22 Who is the liar? Is it not the one who denies that Jesus is the Messiah? Such a one is the Antimessiah—who denies the father and the son. 23 Nobody who denies the son has the father. One who acknowledges the son has the father too. 24 As for you: let what you heard from the beginning abide in you. If what you heard from the beginning abides in you, you too will abide in the son and in the father. 25 And this is the promise which he himself promised us: the life of the age to come.
26 I am writing to you about the people who are deceiving you. 27 You have received the anointing from him; it abides in you, and you do not need to have anyone teach you. That anointing from him teaches you about everything; it is true, it isn’t a lie. So, just as he taught you, abide in him.
28 And now, children, abide in him, so that when he is revealed we may have boldness and may not be put to shame before him at his royal appearing. 29 If you know that he is righteous, you know that everyone who does what is right has been fathered by him.
The preaching of John the Baptist
3 In the fifteenth year of the reign of Tiberius Caesar, Pontius Pilate was governor of Judaea, Herod was tetrarch of Galilee; his brother Philip was tetrarch of Ituraea and Trachonitis, and Lysanias was tetrarch of Abilene. 2 Annas and Caiaphas were the high priests.
At that time, the word of God came to John, the son of Zechariah, in the wilderness. 3 He went through all the region of the Jordan, announcing a baptism of repentance for the forgiveness of sins. 4 This is what is written in the book of the words of Isaiah the prophet:
A voice shouting in the wilderness:
get ready a path for the Lord,
make the roads straight for him!
5 Every valley shall be filled in,
and every mountain and hill shall be flattened,
the twisted paths will be straightened out,
and the rough roads smoothed off,
6 and all that lives shall see God’s rescue.

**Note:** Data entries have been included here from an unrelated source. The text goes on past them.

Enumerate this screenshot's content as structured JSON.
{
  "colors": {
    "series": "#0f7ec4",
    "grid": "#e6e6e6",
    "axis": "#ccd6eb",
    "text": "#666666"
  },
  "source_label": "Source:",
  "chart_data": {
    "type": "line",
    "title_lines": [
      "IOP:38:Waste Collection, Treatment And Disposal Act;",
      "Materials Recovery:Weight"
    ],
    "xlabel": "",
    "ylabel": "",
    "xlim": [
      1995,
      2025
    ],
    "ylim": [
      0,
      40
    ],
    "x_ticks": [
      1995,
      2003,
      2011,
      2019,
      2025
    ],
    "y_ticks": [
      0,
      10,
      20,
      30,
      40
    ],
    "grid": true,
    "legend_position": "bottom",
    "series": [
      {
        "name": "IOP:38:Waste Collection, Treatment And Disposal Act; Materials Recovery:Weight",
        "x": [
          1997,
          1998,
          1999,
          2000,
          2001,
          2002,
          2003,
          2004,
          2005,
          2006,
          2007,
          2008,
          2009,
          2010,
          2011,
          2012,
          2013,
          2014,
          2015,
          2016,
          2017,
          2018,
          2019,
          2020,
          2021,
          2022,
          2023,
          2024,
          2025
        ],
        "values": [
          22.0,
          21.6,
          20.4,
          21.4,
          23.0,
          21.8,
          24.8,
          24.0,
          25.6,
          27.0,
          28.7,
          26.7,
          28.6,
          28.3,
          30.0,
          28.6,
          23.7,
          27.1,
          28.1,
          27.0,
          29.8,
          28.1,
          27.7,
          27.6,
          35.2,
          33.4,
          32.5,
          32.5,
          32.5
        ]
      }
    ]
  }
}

7 “You brood of vipers,” John used to say to the crowds who came out to be baptized by him. “Who told you to escape from the coming anger? 8 You’d better prove your repentance by bearing the proper fruit! Don’t start saying to yourselves, ‘We have Abraham as our father’; let me tell you, God can raise up children for Abraham from these stones! 9 The axe is already standing by the roots of the tree—so every tree that doesn’t produce good fruit will be cut down and thrown into the fire.”
John the Baptist confronts the crowds
10 “What shall we do?” asked the crowds.
11 “Anyone who has two cloaks,” replied John, “should give one to someone who hasn’t got one. The same applies to anyone who has plenty of food.”
12 Some toll-collectors came to be baptized. “Teacher,” they said, “what should we do?”
13 “Don’t collect more than what is laid down,” he replied.
14 Some soldiers, too, asked John, “What about us? What should we do?”
“No extortion,” replied John, “and no blackmail. Be content with your wages.”